SALT - Wednesday, 24 Iyar 5776, Omer 39 - June 1, 2016

  • Rav David Silverberg

            The Torah in Parashat Bamidbar delineates the specific areas of responsibility assigned to the three Levite families – Gershon, Kehat and Merari – when Benei Yisrael traveled, as each group was responsible for carrying different parts of the Mishkan.  The Kehat family was responsible for carrying the most sacred articles of the Mishkan – the ark, the table, the menorah and the two altars.  The Torah also mentions that the Kehatites were assigned “ha-masakh ve-khol avodato” – “the curtain and all its work” (3:31).  As Rashi explains, this refers to the parokhet, the curtain that hung inside the Mishkan to divide between the outer chamber, where the altar, table and menorah were situated, and the kodesh ha-kodashim – the most sacred chamber, where the ark was placed.  The parokhet was included among the articles which were transported by the Kehat family, and we indeed read later in the parasha (4:5) that the aron was covered by the parokhet during travel, and so the Kehatites essentially covered the ark and parokhet together.
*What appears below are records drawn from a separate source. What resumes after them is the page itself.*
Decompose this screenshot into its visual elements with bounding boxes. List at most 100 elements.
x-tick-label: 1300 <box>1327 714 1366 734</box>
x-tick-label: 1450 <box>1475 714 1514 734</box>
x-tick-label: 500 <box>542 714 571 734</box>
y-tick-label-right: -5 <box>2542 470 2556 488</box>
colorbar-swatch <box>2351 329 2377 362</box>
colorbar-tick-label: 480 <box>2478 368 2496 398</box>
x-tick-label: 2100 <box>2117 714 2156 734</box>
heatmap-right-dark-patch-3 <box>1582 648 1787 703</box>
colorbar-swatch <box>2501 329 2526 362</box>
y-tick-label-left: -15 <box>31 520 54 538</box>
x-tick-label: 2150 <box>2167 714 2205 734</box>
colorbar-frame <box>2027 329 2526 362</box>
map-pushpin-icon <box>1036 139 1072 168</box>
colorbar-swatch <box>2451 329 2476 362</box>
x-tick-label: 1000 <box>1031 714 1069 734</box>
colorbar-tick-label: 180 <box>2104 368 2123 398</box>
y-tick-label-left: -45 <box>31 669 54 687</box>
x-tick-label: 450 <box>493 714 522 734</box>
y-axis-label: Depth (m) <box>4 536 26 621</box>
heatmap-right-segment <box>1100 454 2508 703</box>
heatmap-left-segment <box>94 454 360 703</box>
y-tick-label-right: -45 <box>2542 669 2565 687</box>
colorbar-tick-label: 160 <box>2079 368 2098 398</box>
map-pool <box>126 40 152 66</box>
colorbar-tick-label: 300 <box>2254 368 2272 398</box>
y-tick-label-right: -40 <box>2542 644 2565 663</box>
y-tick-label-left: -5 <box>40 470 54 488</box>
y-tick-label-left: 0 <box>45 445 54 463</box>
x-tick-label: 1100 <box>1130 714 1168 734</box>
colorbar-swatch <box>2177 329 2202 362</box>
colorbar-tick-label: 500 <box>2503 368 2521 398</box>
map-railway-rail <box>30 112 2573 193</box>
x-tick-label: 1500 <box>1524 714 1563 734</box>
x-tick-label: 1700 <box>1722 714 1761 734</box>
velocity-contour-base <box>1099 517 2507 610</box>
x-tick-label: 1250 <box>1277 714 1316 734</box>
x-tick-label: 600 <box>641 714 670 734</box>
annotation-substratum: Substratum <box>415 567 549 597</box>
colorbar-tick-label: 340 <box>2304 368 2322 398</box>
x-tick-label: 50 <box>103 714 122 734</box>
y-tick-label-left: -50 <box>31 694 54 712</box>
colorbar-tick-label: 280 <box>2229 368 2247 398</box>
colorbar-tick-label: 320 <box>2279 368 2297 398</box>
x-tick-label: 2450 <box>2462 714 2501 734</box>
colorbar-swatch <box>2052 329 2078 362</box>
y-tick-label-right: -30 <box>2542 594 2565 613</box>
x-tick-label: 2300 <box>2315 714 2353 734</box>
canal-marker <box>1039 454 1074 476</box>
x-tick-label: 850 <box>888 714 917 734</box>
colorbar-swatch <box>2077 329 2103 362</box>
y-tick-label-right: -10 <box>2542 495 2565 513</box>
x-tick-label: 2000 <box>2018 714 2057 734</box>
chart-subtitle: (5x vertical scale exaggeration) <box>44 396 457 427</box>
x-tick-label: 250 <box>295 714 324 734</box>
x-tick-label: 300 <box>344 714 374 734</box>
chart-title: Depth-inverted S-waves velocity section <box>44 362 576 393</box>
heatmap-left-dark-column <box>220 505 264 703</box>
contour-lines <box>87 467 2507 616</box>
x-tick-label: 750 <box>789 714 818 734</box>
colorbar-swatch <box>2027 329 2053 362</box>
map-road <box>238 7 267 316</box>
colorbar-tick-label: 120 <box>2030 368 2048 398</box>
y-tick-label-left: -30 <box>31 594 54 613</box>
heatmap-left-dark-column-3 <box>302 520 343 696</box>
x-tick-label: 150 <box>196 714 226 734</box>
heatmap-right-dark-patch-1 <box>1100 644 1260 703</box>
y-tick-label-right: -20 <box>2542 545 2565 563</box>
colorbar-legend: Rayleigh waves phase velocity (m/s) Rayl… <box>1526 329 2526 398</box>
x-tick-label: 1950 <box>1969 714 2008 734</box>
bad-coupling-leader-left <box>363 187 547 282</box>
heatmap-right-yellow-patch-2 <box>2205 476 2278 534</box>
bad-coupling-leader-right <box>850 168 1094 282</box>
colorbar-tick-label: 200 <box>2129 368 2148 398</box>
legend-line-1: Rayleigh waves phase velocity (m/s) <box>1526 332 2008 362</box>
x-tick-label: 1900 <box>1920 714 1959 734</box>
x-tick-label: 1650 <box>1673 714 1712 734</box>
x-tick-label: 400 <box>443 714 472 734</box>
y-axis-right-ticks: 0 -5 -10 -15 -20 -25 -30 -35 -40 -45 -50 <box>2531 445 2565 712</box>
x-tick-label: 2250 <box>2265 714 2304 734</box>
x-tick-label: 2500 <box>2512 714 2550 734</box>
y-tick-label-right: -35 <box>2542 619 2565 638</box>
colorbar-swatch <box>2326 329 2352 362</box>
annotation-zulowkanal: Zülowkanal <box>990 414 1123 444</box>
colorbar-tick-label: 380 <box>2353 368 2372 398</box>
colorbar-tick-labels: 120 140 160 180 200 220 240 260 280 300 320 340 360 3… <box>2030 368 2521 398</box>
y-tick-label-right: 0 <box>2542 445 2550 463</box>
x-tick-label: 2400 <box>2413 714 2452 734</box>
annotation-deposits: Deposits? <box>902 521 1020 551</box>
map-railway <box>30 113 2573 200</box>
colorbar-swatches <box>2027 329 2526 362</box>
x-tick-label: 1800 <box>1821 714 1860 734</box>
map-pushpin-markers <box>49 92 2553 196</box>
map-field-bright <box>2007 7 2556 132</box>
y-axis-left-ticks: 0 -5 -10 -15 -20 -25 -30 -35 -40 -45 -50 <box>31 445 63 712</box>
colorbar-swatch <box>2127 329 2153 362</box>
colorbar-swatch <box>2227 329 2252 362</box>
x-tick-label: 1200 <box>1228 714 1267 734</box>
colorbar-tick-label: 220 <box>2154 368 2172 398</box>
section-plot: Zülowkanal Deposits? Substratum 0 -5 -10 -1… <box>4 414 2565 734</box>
            Netziv, in his Ha’amek Davar, raises the question as to the meaning of the phrase “ve-khol avodato” – “and all its work” – in this verse.  What “work,” he asks, was entailed with the parokhet?  The Torah later writes that the kohanim – not the Kehatites – would cover the ark with the parokhet before travel.  Seemingly, then, there was no “work” required by the Kehatites with regard to the parokhet.  What does the Torah mean when it speaks of the “work” associated with the parokhet?

            Netziv answers by noting the Mishna’s comment in Masekhet Shekalim (8:5) that a new parokhet was made every year.  (The Mishna actually says that two parokhot were made each year, because the parokhet consisted of two different curtains, as discussed in Masekhet Yoma 51b.)  If a new parokhet was woven each year, Netziv writes, then we may presume that this role was assigned to a particular family of Leviyim.  It stands to reason, then, that when the Torah speaks of “work” involved in the parokhet, it refers to this responsibility of weaving a new parokhet each year, a task which the Torah here tells us was assigned to the Kehat family.
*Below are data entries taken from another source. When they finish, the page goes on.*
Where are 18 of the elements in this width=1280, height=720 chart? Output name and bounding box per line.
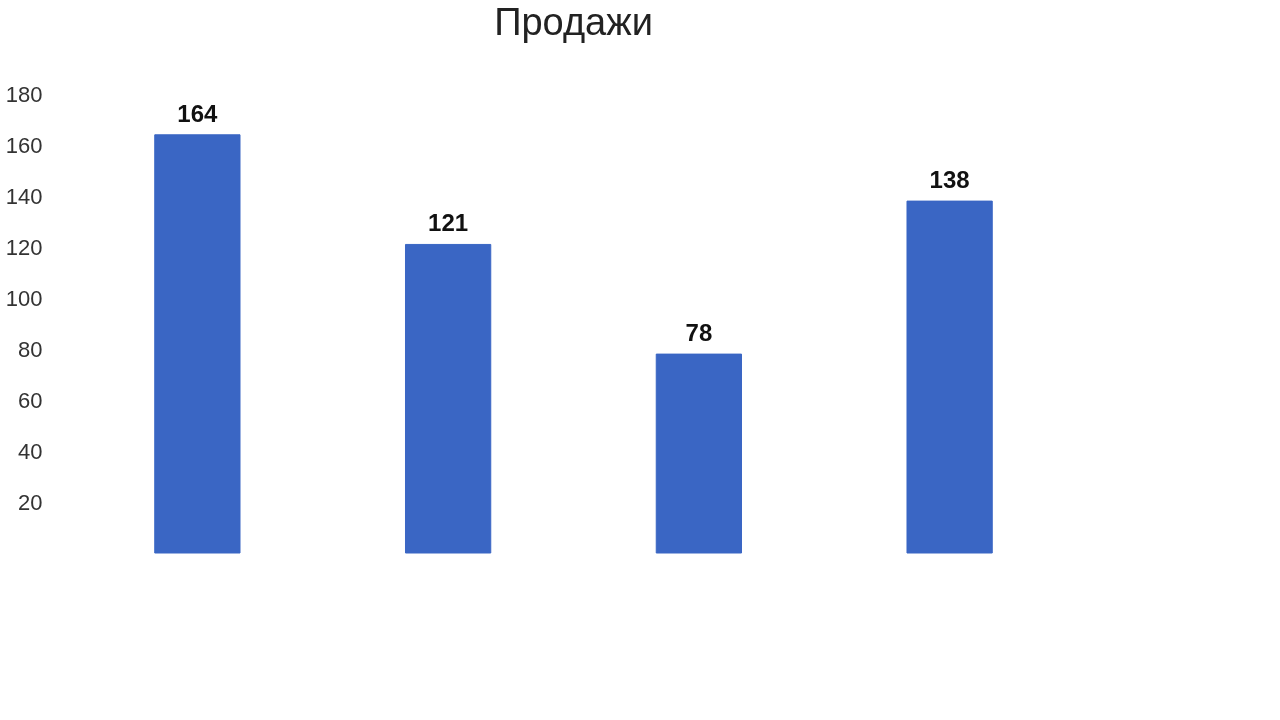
y-tick-label: 180 <box>5 81 43 107</box>
data-label: 121 <box>428 209 469 237</box>
y-tick-label: 140 <box>5 183 43 209</box>
y-tick-label: 20 <box>18 489 43 515</box>
data-label: 138 <box>929 166 970 194</box>
bar <box>154 134 241 554</box>
y-tick-label: 60 <box>18 387 43 413</box>
data-label: 164 <box>177 99 219 127</box>
chart-title: Продажи <box>494 1 653 43</box>
bar <box>906 200 993 554</box>
bar <box>405 243 492 554</box>
bar <box>655 353 742 554</box>
data-label: 78 <box>685 319 713 347</box>
y-tick-label: 100 <box>5 285 43 311</box>
y-tick-label: 80 <box>18 336 43 362</box>
y-tick-label: 120 <box>5 234 43 260</box>
y-tick-label: 40 <box>18 438 43 464</box>
y-tick-label: 160 <box>5 132 43 158</box>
            It should be noted, however, that the Rosh, in his commentary to Masekhet Tamid (29b), raises the possibility that the Mishna refers not to the parokhet hung outside the kodesh ha-kodashim, but rather to the curtain that hung at the entrance to the Beit Ha-mikdash.  This curtain would become soiled as a result of the daily exposure to the smoke of the ketoret (incense offering), and therefore needed to be replaced each year.  Netziv, in his comments, assumes the second explanation given by the Rosh, that the Mishna speaks of the parokhet outside the kodesh ha-kodashim.

            Interestingly, the Tiferet Yisrael (in Shekalim) raises the question of how it was possible that a new parokhet was made each year.  The Mishna there in Shekalim observes that the parokhet was very large and exquisite.  Requiring a new parokhet each year would thus appear to violate the principle of “ha-Torah chasa al mamonam shel Yisrael” – the Torah ensures not to impose an unreasonable financial burden upon Am Yisrael.  The Tiferet Yisrael therefore advances an entirely different reading of the Mishna.  He explains the Mishna to mean that an extra parokhet was always available because the parokhet would be taken down to be immersed each year after Sukkot, due to the possibility that it had become tamei.  A second parokhet was therefore needed to be hung in the interim while the standard parokhet was being immersed.

            Rav Yitzchak Zilberstein, in his Chashukei Chemed (Shavuot 11a), suggests maintaining the straightforward reading of the Mishna, that a new parokhet was indeed made each year, explaining that this was necessary because the parokhet was stained by the sprinkling of blood on Yom Kippur.  The special Yom Kippur service included the sprinkling of sacrificial blood on the parokhet (Yoma 57a), and thus the parokhet became dirtied each year on Yom Kippur.  As it was disrespectful to keep a dirty parokhet, it was necessary to replace it each year, and this justified the expense involved.